Waste minimisation is not an additional part of recycling. It is about prevention - not producing the waste in the first place.
If businesses reduce waste, their process becomes more efficient. This will reduce costs and can make individual businesses more competitive.
Envirowise suggest that businesses across a range of industries can save 4% to 5% of turnover by taking steps to minimise waste.
There are many ways of reducing waste.
Here are a few simple examples to minimise waste paper in offices:
- create, read or review documents on your computer screen
- before printing multiple copies, print a single copy and check this copy for errors
- if you have to print out draft documents, use a small font or the 'shrink to fit' or zoom option available with many software packages
- print only when you really have to
- store data and reports on memory sticks or in cloud storage to save on paper copies
- use both sides of the paper when printing and photocopying
- staple scrap pieces of paper together to make a notepad instead of using new notebooks for rough notes
- keep a copy of A4 scrap paper next to the printer and photocopier for rough or trial copies
- use the smallest piece of paper possible for the job
- photocopy A3 to A4 if possible
- use staple free staplers to reduce use of metal staples
- send email memos instead of sending paper copies
- cancel unwanted subscriptions to avoid paper wastage
- buy only what you need - think of stock control and how to streamline processes across departments
- ask your staff to 'think before they throw' - someone else may want to use it
Waste minimisation should be a long term business practice.
Reuse is when you can use an item again without going through the recycling process.
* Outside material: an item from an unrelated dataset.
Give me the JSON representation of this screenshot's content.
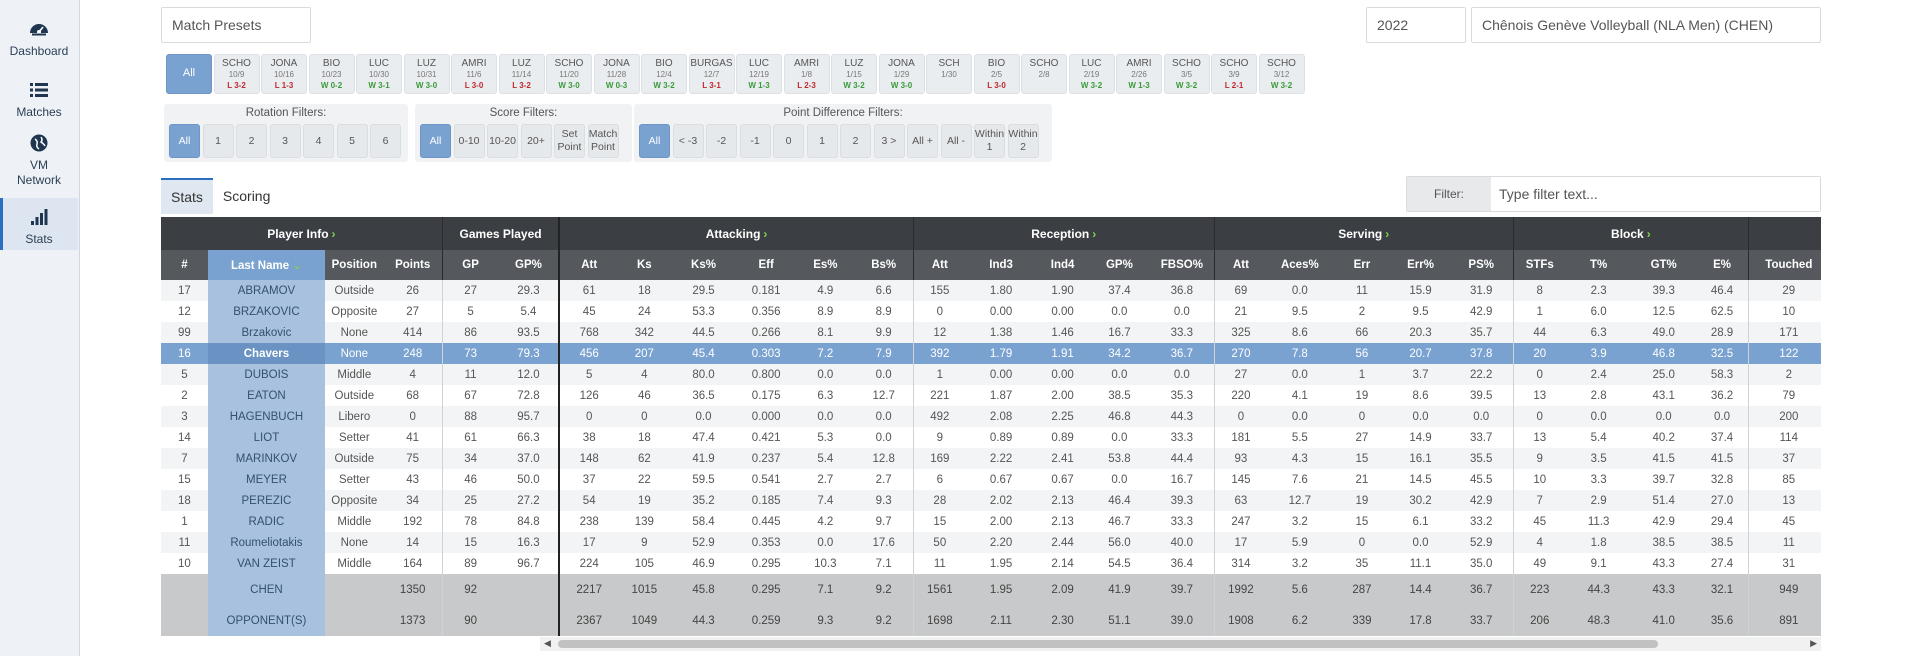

For example:
- reuse files and folders
- reuse envelopes (can be used for internal mail in larger organisations) or use a 'multi address sheet' to prolong the life of internal envelopes
- reuse padded postal bags (add a new address label)
- shredded paper and newspapers can be reused for packaging
- re-fill toner and inkjet cartridges
- use waste paper as note paper
- use cups, mugs and glasses rather than disposable plastic and paper cups
There are ways in which you can reuse items, for example donating to charity shops.
Some charity shops accept printer inkjet cartridges and mobile phones.
You can pick a charity and recycle the company's phones. The charity can receive a small amount of money in return.
They may be able to get you a box to collect phones and inkjet cartridges or can arrange pick up for more than 20 phones. Information is available on charity websites.
You may be able to donate old office furniture to a charity, sell on an online auction website or app, over social media or use Freecycle.
Check if your waste is useful to another business. For example, if you produce wood off cuts from your business this may be of use to someone who uses a wood burning stove.
The number of organisations that offer recycling for businesses is growing.
Your current waste collection company will be able to tell you whether they offer separate collections for any of your specific wastes.
Your local council may offer recycling as well as general waste collection services.
Your local council may be able to offer a collection of your compostable wastes such as kitchen food products and garden waste.
If you generate small quantities of compostable waste and wish to turn it into compost you could buy your own home composter or wormery. You can get these online or at DIY and garden centres.
For more information on composters go to Recycle now.
Benefits of reducing and reusing waste
Reducing, reusing and recycling at work is easy to do. It's easy to use less, reuse what you can and separate out materials to recycle from your other waste. All you have to do is get a good system in place.
It saves money
Managing waste poorly costs money. By reducing and reusing your waste you could significantly lessen your waste disposal costs.
It saves space and can reduce clutter
Reducing, reusing and recycling often clears clutter and improves the working environment. Less clutter also makes your workplace safer.
It's good for the environment
By minimising waste you are reducing the amount of raw materials and the environmental impact of your business.
It's good for public relations
Good waste management is good for business. Promoting yourself positively to customers, clients and staff as being an environmentally responsible company can only be good, however negative publicity through lack of compliance or illegal dumping can only be bad.
It feels good
The feel good factor is undeniable. Ask your staff if they would like to do their bit, we are sure you will be encouraged by the response.
Fulfil your legal obligations
Through environmental legislation, producers of waste are ultimately responsible for its disposal, so you need to know and be able to document where your waste is going – be it recycling, composting, incineration or landfill.